Description: This lesson is designed to accompany the MFA's Silk Road guided tour, which illustrates the overland trade route known as the Silk Road from the Far East to Europe which flourished from approximately 1500 BCE to 1600 CE. Students will examine objects in the MFA’s collections which reflect the wide variety of people, animals, goods, artistic styles, technology, cultures and religious beliefs that were traveled, traded, adapted or transformed during the years when the Silk Road was at its zenith. They will see examples of ceramics, sculptures, and decorative arts that are representative of the goods that have been traded, and transformed across this vast route.
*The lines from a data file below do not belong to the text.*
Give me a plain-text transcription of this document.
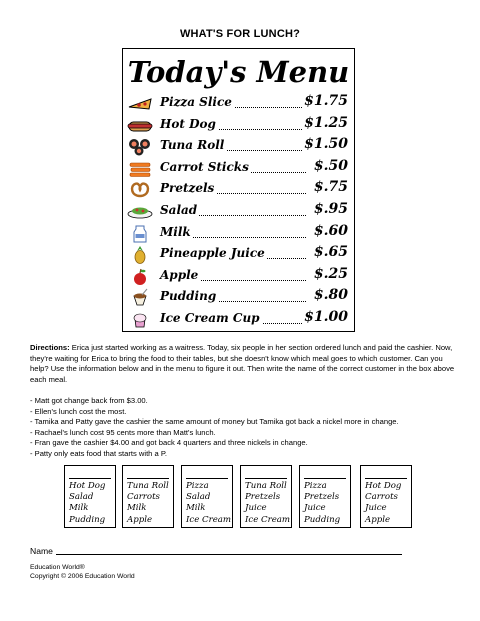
WHAT'S FOR LUNCH?
Today's Menu
Pizza Slice	$1.75
Hot Dog	$1.25
Tuna Roll	$1.50
Carrot Sticks	$.50
Pretzels	$.75
Salad	$.95
Milk	$.60
Pineapple Juice	$.65
Apple	$.25
Pudding	$.80
Ice Cream Cup	$1.00
Directions: Erica just started working as a waitress. Today, six people in her section ordered lunch and paid the cashier. Now, they're waiting for Erica to bring the food to their tables, but she doesn't know which meal goes to which customer. Can you help? Use the information below and in the menu to figure it out. Then write the name of the correct customer in the box above each meal.
- Matt got change back from $3.00.
- Ellen's lunch cost the most.
- Tamika and Patty gave the cashier the same amount of money but Tamika got back a nickel more in change.
- Rachael's lunch cost 95 cents more than Matt's lunch.
- Fran gave the cashier $4.00 and got back 4 quarters and three nickels in change.
- Patty only eats food that starts with a P.
Hot Dog
Salad
Milk
Pudding
Tuna Roll
Carrots
Milk
Apple
Pizza
Salad
Milk
Ice Cream
Tuna Roll
Pretzels
Juice
Ice Cream
Pizza
Pretzels
Juice
Pudding
Hot Dog
Carrots
Juice
Apple
Name
Education World®
Copyright © 2006 Education World
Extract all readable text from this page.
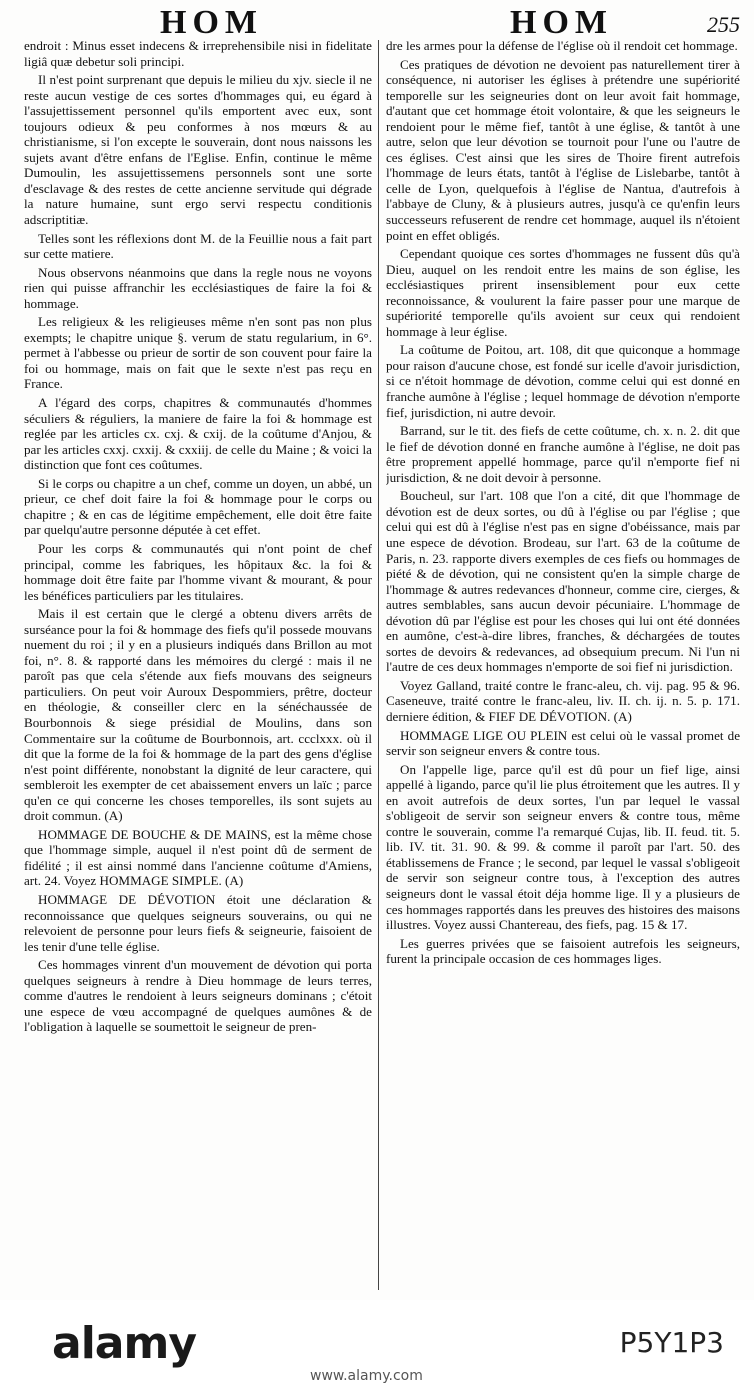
HOM	HOM	255

endroit : Minus esset indecens & irreprehensibile nisi in fidelitate ligiâ quæ debetur soli principi.

Il n'est point surprenant que depuis le milieu du xjv. siecle il ne reste aucun vestige de ces sortes d'hommages qui, eu égard à l'assujettissement personnel qu'ils emportent avec eux, sont toujours odieux & peu conformes à nos mœurs & au christianisme, si l'on excepte le souverain, dont nous naissons les sujets avant d'être enfans de l'Eglise. Enfin, continue le même Dumoulin, les assujettissemens personnels sont une sorte d'esclavage & des restes de cette ancienne servitude qui dégrade la nature humaine, sunt ergo servi respectu conditionis adscriptitiæ.

Telles sont les réflexions dont M. de la Feuillie nous a fait part sur cette matiere.

Nous observons néanmoins que dans la regle nous ne voyons rien qui puisse affranchir les ecclésiastiques de faire la foi & hommage.

Les religieux & les religieuses même n'en sont pas non plus exempts; le chapitre unique §. verum de statu regularium, in 6°. permet à l'abbesse ou prieur de sortir de son couvent pour faire la foi ou hommage, mais on fait que le sexte n'est pas reçu en France.

A l'égard des corps, chapitres & communautés d'hommes séculiers & réguliers, la maniere de faire la foi & hommage est reglée par les articles cx. cxj. & cxij. de la coûtume d'Anjou, & par les articles cxxj. cxxij. & cxxiij. de celle du Maine ; & voici la distinction que font ces coûtumes.

Si le corps ou chapitre a un chef, comme un doyen, un abbé, un prieur, ce chef doit faire la foi & hommage pour le corps ou chapitre ; & en cas de légitime empêchement, elle doit être faite par quelqu'autre personne députée à cet effet.

Pour les corps & communautés qui n'ont point de chef principal, comme les fabriques, les hôpitaux &c. la foi & hommage doit être faite par l'homme vivant & mourant, & pour les bénéfices particuliers par les titulaires.

Mais il est certain que le clergé a obtenu divers arrêts de surséance pour la foi & hommage des fiefs qu'il possede mouvans nuement du roi ; il y en a plusieurs indiqués dans Brillon au mot foi, n°. 8. & rapporté dans les mémoires du clergé : mais il ne paroît pas que cela s'étende aux fiefs mouvans des seigneurs particuliers. On peut voir Auroux Despommiers, prêtre, docteur en théologie, & conseiller clerc en la sénéchaussée de Bourbonnois & siege présidial de Moulins, dans son Commentaire sur la coûtume de Bourbonnois, art. ccclxxx. où il dit que la forme de la foi & hommage de la part des gens d'église n'est point différente, nonobstant la dignité de leur caractere, qui sembleroit les exempter de cet abaissement envers un laïc ; parce qu'en ce qui concerne les choses temporelles, ils sont sujets au droit commun. (A)

HOMMAGE DE BOUCHE & DE MAINS, est la même chose que l'hommage simple, auquel il n'est point dû de serment de fidélité ; il est ainsi nommé dans l'ancienne coûtume d'Amiens, art. 24. Voyez HOMMAGE SIMPLE. (A)

HOMMAGE DE DÉVOTION étoit une déclaration & reconnoissance que quelques seigneurs souverains, ou qui ne relevoient de personne pour leurs fiefs & seigneurie, faisoient de les tenir d'une telle église.

Ces hommages vinrent d'un mouvement de dévotion qui porta quelques seigneurs à rendre à Dieu hommage de leurs terres, comme d'autres le rendoient à leurs seigneurs dominans ; c'étoit une espece de vœu accompagné de quelques aumônes & de l'obligation à laquelle se soumettoit le seigneur de pren-

dre les armes pour la défense de l'église où il rendoit cet hommage.

Ces pratiques de dévotion ne devoient pas naturellement tirer à conséquence, ni autoriser les églises à prétendre une supériorité temporelle sur les seigneuries dont on leur avoit fait hommage, d'autant que cet hommage étoit volontaire, & que les seigneurs le rendoient pour le même fief, tantôt à une église, & tantôt à une autre, selon que leur dévotion se tournoit pour l'une ou l'autre de ces églises. C'est ainsi que les sires de Thoire firent autrefois l'hommage de leurs états, tantôt à l'église de Lislebarbe, tantôt à celle de Lyon, quelquefois à l'église de Nantua, d'autrefois à l'abbaye de Cluny, & à plusieurs autres, jusqu'à ce qu'enfin leurs successeurs refuserent de rendre cet hommage, auquel ils n'étoient point en effet obligés.

Cependant quoique ces sortes d'hommages ne fussent dûs qu'à Dieu, auquel on les rendoit entre les mains de son église, les ecclésiastiques prirent insensiblement pour eux cette reconnoissance, & voulurent la faire passer pour une marque de supériorité temporelle qu'ils avoient sur ceux qui rendoient hommage à leur église.

La coûtume de Poitou, art. 108, dit que quiconque a hommage pour raison d'aucune chose, est fondé sur icelle d'avoir jurisdiction, si ce n'étoit hommage de dévotion, comme celui qui est donné en franche aumône à l'église ; lequel hommage de dévotion n'emporte fief, jurisdiction, ni autre devoir.

Barrand, sur le tit. des fiefs de cette coûtume, ch. x. n. 2. dit que le fief de dévotion donné en franche aumône à l'église, ne doit pas être proprement appellé hommage, parce qu'il n'emporte fief ni jurisdiction, & ne doit devoir à personne.

Boucheul, sur l'art. 108 que l'on a cité, dit que l'hommage de dévotion est de deux sortes, ou dû à l'église ou par l'église ; que celui qui est dû à l'église n'est pas en signe d'obéissance, mais par une espece de dévotion. Brodeau, sur l'art. 63 de la coûtume de Paris, n. 23. rapporte divers exemples de ces fiefs ou hommages de piété & de dévotion, qui ne consistent qu'en la simple charge de l'hommage & autres redevances d'honneur, comme cire, cierges, & autres semblables, sans aucun devoir pécuniaire. L'hommage de dévotion dû par l'église est pour les choses qui lui ont été données en aumône, c'est-à-dire libres, franches, & déchargées de toutes sortes de devoirs & redevances, ad obsequium precum. Ni l'un ni l'autre de ces deux hommages n'emporte de soi fief ni jurisdiction.

Voyez Galland, traité contre le franc-aleu, ch. vij. pag. 95 & 96. Caseneuve, traité contre le franc-aleu, liv. II. ch. ij. n. 5. p. 171. derniere édition, & FIEF DE DÉVOTION. (A)

HOMMAGE LIGE OU PLEIN est celui où le vassal promet de servir son seigneur envers & contre tous.

On l'appelle lige, parce qu'il est dû pour un fief lige, ainsi appellé à ligando, parce qu'il lie plus étroitement que les autres. Il y en avoit autrefois de deux sortes, l'un par lequel le vassal s'obligeoit de servir son seigneur envers & contre tous, même contre le souverain, comme l'a remarqué Cujas, lib. II. feud. tit. 5. lib. IV. tit. 31. 90. & 99. & comme il paroît par l'art. 50. des établissemens de France ; le second, par lequel le vassal s'obligeoit de servir son seigneur contre tous, à l'exception des autres seigneurs dont le vassal étoit déja homme lige. Il y a plusieurs de ces hommages rapportés dans les preuves des histoires des maisons illustres. Voyez aussi Chantereau, des fiefs, pag. 15 & 17.

Les guerres privées que se faisoient autrefois les seigneurs, furent la principale occasion de ces hommages liges.

alamy	P5Y1P3
www.alamy.com
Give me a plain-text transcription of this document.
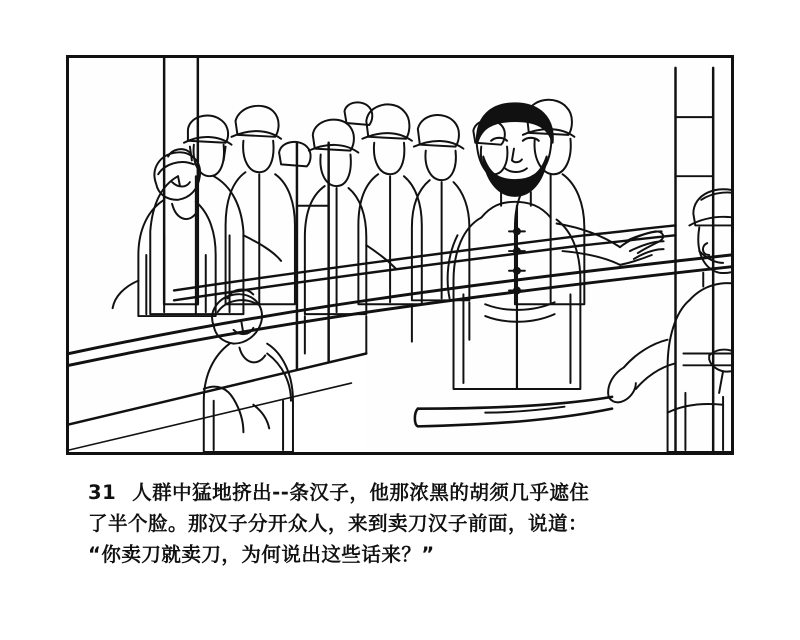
31 人群中猛地挤出--条汉子，他那浓黑的胡须几乎遮住
了半个脸。那汉子分开众人，来到卖刀汉子前面，说道：
“你卖刀就卖刀，为何说出这些话来？”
This tour is recommended for students in grades 4 and up studying Geography, World History and cultures of ancient civilizations.
Learning Goals: Through this lesson, students will discover/understand:
- The central role of travel on visual art, spiritual experiences and political impact along the Silk Road
- The role of trade on goods and its resulting influence on artistic styles, and technologies that spread across cultures from East to West and West to East
- The role of adaptation and transformation of ideas, religious beliefs, and artistic styles that occurred along the Silk Road
- Students will be introduced to and practice the skills of: close looking and observation, expressing their ideas, and supporting their ideas by grounding them in a work of art.
Using this Resource: This lesson is recommended for students studying the history and culture of the Silk Road. For sample related classroom activities, download the PDFs available under Related Resources. The objects in this lesson are just a beginning. We encourage you to explore the Museum's online collection through this web resource—or even better, to visit the Museum and walk through the physical galleries—to look for other objects that will provide further insights into the Silk Road.